Does not our over zealous attempts to remain void of shame prevent us from calling our training casual (by allowing us so easily to call our training serious) when it in fact possesses every mark of not being serious?
Well, different people have different definitions of what is serious. In some ways, I consider my training right now not very serious...because I don't attend physical training very often. I have a whole bunch of reasons for this, some I'm sure have some merrit, some I'm sure don't. In other ways though, I spend quite a bit of my time off the mat trying to internalize what I learn on the mat, trying to apply the lessons in less physical ways at work and at home, etc.

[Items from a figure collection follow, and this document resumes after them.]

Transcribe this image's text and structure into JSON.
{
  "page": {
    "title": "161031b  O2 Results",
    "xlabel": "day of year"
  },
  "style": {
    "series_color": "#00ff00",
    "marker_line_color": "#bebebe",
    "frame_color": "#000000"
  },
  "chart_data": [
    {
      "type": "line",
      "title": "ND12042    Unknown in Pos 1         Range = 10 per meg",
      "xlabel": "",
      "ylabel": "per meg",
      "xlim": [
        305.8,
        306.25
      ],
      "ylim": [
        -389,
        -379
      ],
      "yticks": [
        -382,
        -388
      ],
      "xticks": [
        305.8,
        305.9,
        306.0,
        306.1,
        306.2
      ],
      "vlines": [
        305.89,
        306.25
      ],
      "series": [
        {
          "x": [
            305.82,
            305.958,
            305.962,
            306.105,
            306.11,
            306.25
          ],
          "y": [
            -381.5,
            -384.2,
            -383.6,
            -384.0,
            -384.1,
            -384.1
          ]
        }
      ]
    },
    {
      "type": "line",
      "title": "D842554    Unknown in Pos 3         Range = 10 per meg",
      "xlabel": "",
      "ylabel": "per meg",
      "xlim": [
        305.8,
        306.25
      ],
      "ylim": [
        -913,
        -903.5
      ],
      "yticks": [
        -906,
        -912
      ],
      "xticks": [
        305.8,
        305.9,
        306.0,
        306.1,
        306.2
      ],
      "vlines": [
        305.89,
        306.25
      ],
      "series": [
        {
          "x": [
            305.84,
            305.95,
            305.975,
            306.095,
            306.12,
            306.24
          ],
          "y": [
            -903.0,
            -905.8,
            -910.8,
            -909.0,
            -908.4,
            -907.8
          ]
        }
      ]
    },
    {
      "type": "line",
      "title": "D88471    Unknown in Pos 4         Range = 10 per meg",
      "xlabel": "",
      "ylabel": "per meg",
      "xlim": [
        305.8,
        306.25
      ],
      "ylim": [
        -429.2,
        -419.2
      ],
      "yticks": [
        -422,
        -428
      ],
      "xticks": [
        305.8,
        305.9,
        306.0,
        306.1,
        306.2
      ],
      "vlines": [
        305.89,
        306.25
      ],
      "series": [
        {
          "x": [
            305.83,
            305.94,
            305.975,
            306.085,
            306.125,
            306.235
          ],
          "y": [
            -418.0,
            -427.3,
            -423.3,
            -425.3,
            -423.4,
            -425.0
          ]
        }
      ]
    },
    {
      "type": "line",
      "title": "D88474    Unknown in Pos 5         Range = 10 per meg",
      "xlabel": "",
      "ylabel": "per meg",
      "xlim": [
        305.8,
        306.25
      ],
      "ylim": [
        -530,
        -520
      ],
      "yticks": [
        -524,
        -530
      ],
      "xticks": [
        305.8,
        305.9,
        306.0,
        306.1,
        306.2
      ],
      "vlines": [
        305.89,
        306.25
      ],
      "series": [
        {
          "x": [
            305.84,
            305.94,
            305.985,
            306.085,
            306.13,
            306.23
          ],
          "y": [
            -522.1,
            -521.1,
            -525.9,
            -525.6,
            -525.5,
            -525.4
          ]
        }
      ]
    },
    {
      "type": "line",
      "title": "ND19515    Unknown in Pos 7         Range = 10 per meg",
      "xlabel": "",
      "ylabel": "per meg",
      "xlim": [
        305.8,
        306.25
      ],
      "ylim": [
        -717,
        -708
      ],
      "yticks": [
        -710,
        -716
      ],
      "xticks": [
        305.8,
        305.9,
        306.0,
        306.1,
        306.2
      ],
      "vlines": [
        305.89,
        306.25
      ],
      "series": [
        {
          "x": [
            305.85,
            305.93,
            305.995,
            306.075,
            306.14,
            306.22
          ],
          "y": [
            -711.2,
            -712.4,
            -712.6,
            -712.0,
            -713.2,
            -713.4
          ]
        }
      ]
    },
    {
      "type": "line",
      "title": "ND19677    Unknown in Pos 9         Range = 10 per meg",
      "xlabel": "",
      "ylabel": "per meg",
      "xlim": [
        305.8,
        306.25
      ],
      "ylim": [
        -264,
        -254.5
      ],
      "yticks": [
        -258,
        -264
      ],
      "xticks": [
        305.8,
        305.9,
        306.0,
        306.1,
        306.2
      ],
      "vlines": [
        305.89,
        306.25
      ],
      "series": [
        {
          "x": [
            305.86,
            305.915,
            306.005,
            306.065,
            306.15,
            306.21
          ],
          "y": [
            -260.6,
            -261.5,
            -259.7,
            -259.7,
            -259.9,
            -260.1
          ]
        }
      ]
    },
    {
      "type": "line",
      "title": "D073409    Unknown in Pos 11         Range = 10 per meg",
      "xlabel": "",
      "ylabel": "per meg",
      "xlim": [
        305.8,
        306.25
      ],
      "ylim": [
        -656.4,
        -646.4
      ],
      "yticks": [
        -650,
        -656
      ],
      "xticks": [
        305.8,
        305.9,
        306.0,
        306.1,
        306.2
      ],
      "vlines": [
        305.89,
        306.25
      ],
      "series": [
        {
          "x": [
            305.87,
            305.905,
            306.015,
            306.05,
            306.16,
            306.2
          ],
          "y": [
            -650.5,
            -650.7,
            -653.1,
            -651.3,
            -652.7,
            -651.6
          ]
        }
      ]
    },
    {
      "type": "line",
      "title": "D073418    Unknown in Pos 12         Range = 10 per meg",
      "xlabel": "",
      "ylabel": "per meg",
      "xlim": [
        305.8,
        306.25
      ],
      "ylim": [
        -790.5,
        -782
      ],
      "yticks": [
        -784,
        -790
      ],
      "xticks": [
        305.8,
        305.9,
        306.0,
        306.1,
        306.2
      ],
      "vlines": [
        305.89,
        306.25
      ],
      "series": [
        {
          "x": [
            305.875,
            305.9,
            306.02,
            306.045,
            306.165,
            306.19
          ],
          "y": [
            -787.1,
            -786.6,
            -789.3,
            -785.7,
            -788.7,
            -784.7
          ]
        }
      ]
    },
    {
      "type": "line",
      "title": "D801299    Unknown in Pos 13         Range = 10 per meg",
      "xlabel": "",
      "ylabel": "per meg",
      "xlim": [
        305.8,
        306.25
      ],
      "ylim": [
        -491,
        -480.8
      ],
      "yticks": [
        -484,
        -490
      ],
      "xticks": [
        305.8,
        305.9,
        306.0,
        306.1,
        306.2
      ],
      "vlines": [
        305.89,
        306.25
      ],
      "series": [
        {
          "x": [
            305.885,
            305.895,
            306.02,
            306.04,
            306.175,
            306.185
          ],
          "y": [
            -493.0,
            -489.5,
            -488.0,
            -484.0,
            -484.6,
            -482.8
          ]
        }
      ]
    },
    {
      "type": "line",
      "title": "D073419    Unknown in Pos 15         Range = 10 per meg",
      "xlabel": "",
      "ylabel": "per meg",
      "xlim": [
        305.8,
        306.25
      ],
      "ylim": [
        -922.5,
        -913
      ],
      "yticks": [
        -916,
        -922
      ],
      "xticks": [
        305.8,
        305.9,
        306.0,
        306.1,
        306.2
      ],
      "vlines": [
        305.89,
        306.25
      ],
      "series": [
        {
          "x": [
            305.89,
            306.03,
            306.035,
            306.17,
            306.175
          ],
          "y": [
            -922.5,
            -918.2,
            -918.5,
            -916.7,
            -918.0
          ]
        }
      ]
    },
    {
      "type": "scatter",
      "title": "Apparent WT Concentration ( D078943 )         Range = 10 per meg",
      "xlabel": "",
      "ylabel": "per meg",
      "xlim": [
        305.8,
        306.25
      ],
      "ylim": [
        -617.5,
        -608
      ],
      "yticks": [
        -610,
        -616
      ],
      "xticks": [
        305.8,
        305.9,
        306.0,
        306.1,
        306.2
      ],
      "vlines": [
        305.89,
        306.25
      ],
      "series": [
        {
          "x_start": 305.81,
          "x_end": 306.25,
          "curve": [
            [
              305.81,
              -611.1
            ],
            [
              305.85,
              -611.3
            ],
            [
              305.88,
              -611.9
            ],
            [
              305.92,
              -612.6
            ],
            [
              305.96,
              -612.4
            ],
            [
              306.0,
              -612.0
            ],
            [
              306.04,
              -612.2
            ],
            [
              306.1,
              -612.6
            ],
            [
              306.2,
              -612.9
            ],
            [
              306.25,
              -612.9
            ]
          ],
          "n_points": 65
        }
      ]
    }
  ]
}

A training partner recently tested for 3rd dan. He has always been much better than I at internalizing his training. He has an extremely busy schedule, and yet was able to prepare for and (in my opinion) do very well on his 3rd dan exam with only a relatively short time (but intense) of preparation. Now, I could say to myself 'I train more consitantly over a longer time than he (this may or may not be true), so why is he able to do this?' Or I could be honest with myself, realize that he has certain abilities that I do not have, and if I wish to do so, find ways to strengthen those abilities in myself. The fact of the matter is, even in those less frequent times he is on the mat, I find something in his training manner that is less 'casual' than mine. I guess my awareness of this difference and how it motivates me is what you are calling 'shame'? Personally, I'd simply call it honest self-reflection, and the ability (when used correctly) to modify my approach to achieving my goals.

Is it not because there is a "self-respect" that is trying to operate void of its co-dependent aspect of shame that we are both making it hard to truly get serious about our training and making it very easy and important to cultivate delusion?
Well, I hope I have few delusions about how serious my training is just now. I'm not sure that any amount of off mat reflection, no matter how honest, can make up for time not on the mat. But I do feel that off mat reflection is important, and that it (like mitori geiko when injured) can suplement a less frequent training schedule due to other priorities.

Maybe you could let me know if I'm getting what you're asking...


Ron Tisdale
"The higher a monkey climbs, the more you see of his behind."